Somebody made the decision that there were important things to know. I don't know how these important things to know were determined: by a single person, by a tribunal, by happenstance. I can't call it, but there was a subset (or superset) of facts and information or even abstract understanding that was picked out of all things that are knowable and called "vital". The esoteric nature of the emergence of this group of datum is still a mystery to me, perhaps someone's put the origins in a book that I haven't read, which is entirely possible. One thing is certain: if you were/are in relative possession of a mastery of this set of information, you are deemed intelligent. I know a lot of people who are deemed intelligent by the people that deem other people intelligent, themselves deemed by others as intelligent. This declaration comes in the form of citations, diplomas, degrees, advanced degrees, etc. The people I know who are deemed intelligent go on to identify other people of worthy education intelligent. The cycle continues....

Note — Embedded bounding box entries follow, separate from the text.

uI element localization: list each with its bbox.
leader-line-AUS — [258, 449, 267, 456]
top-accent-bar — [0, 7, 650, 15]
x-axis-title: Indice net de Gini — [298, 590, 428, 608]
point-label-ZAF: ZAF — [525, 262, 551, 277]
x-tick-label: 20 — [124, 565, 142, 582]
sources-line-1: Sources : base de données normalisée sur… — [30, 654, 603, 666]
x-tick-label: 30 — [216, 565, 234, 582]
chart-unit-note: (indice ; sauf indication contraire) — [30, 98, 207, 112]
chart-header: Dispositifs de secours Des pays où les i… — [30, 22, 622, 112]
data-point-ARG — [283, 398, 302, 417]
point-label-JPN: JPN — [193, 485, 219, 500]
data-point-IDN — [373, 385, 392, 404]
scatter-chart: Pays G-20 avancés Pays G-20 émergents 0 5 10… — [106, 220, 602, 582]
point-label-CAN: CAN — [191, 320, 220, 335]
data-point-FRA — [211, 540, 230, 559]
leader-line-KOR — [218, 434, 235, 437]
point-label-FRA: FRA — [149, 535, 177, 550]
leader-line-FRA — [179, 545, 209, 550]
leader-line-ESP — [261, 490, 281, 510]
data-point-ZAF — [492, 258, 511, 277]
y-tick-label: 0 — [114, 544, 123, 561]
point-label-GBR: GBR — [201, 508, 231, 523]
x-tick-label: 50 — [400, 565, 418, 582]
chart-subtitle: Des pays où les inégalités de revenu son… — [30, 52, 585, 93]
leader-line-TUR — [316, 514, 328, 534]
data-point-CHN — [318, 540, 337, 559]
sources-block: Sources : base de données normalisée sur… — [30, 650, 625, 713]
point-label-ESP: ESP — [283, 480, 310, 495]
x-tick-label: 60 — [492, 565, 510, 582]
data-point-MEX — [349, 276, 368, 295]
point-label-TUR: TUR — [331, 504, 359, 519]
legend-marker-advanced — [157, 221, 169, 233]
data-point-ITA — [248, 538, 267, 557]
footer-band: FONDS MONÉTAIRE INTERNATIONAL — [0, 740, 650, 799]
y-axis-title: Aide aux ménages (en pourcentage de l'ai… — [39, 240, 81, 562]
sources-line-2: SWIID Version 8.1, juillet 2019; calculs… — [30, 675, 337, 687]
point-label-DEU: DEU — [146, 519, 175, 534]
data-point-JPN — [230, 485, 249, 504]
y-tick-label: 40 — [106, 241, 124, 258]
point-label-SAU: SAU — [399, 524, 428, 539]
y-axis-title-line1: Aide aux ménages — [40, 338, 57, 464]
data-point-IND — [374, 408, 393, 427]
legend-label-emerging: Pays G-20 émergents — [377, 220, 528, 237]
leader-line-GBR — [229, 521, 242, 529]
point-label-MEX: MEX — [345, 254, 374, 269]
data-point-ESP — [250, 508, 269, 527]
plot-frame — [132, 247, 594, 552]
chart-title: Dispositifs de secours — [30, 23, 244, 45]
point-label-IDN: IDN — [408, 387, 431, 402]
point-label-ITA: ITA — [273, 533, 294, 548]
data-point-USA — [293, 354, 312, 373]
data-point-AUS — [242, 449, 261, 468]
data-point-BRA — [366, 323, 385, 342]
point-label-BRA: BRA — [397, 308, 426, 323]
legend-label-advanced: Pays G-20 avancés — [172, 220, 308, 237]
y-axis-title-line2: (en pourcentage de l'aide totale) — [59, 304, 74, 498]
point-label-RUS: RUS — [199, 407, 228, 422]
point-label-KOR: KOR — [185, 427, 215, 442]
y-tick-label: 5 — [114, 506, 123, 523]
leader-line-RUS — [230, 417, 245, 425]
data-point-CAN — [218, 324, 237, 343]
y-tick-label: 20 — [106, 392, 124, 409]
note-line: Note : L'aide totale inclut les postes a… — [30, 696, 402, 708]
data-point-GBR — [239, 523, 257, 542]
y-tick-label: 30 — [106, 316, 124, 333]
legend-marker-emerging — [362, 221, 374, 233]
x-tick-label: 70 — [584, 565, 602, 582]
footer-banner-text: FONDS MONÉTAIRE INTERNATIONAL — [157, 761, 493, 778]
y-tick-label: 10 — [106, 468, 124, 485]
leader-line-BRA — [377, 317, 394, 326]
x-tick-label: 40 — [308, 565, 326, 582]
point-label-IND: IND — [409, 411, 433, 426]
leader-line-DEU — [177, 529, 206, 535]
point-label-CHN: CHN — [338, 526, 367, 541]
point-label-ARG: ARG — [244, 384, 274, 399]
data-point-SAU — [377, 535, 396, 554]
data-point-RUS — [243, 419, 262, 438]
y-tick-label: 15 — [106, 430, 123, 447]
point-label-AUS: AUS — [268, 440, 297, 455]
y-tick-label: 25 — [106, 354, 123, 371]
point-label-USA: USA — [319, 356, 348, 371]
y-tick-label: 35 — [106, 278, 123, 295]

My basic understanding, though, is that the information that is used to deem one intelligent is a circumstance of culture, societal norms, and an collective acknowledgment that a person has a sufficient knowledge of the generally acknowledged subset (or superset) of information available. I hear the words intellectual, savant, genius and shit like that bandied about in certain circles, words that are used to imply that the speaker has the gravitas to bestow such designation upon others, giving both the designator and the designated props. If I call Walter Mosley or Spike Lee a genius, I'm taking a little for myself for being able to recognize genius therefore inviting myself to that little party.

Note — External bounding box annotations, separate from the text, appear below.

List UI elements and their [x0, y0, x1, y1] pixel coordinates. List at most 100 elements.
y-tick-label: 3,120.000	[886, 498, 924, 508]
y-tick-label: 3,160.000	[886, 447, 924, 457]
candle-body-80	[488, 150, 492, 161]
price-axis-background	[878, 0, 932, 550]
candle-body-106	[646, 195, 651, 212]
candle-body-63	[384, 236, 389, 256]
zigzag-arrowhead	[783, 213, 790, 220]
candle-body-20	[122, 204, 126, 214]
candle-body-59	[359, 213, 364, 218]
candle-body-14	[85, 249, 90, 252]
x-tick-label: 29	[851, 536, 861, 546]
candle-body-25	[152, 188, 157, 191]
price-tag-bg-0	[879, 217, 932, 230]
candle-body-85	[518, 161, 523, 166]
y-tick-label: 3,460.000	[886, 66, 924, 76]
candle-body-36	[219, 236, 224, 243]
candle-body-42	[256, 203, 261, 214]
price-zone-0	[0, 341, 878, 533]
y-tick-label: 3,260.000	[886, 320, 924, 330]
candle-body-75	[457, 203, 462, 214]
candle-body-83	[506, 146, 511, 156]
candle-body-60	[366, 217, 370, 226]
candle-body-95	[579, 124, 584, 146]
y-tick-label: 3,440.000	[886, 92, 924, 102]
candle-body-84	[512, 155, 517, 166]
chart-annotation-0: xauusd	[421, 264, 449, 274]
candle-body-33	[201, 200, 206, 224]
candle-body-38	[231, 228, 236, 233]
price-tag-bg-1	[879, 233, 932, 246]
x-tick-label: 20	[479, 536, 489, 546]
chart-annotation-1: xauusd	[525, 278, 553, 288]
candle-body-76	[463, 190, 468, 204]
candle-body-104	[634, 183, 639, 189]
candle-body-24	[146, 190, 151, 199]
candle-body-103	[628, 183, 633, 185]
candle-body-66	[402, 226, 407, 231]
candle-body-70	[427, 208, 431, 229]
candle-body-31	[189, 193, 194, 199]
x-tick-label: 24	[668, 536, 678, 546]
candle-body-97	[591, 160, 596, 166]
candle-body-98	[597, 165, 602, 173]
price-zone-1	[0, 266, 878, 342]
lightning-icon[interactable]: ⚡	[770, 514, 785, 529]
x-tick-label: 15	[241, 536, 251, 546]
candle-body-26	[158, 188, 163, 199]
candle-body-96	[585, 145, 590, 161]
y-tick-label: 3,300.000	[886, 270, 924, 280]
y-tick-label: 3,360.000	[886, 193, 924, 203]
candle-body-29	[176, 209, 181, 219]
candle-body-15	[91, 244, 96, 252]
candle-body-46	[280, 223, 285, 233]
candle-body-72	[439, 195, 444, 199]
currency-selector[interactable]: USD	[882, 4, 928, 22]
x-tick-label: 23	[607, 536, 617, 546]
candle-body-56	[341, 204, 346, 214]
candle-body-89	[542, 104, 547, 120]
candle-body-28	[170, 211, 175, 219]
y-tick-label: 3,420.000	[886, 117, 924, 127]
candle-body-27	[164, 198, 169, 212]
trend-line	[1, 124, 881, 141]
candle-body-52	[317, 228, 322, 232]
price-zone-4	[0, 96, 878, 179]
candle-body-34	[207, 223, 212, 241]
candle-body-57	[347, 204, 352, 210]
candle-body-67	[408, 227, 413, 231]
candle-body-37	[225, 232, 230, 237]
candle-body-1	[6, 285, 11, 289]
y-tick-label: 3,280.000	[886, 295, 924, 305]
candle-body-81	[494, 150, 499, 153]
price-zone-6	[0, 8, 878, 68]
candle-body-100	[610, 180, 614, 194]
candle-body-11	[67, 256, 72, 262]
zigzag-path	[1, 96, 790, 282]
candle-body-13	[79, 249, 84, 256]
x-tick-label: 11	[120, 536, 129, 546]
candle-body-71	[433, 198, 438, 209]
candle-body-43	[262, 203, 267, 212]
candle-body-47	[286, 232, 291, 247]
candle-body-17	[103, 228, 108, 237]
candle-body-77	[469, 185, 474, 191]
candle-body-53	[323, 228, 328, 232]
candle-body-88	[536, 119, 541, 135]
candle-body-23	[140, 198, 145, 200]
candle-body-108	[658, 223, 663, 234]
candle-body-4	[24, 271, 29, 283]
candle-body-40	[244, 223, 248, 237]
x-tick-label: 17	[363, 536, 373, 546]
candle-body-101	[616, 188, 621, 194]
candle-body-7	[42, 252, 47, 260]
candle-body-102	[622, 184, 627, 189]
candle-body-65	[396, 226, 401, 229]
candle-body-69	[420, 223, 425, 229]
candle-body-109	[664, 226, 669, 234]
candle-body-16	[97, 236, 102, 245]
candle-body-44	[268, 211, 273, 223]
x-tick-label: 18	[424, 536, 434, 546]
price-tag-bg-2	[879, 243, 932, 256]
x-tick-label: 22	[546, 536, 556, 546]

I'm saying all that to say this: I don't fucking know anymore. I don't like being a part of this game. If someone says or writes something and I recognize the reference or find a deeper meaning in it, then who the fuck am I to say that they're intelligent? Maybe they're writing down to me. Who knows. What I do know is that the dominant culture makes those rules, period. They dismiss ghetto dwellers and trailer park residents as being "ignorant", but people are playing by entirely different sets of rules than the "mainstream". Is it intelligent if a person from a different cultural understanding to try to go reason with a hostile person if from the "hood" person's observation of similar circumstances and symbolic identifiers tell him the only way to deal with that person is through violent measures? Viewing every situation through one cultural prism distorts the true nature of intelligence. When I say I've seen what I've thought to be true geniuses in the "hood", I'm not trying to be condescending or take any credit for myself for that recognition. People do what I could never do and what I'd never think to do. I'm in awe of it and I refuse to let cultural bias color that.

Intelligence is everywhere. It is nuanced and not concrete.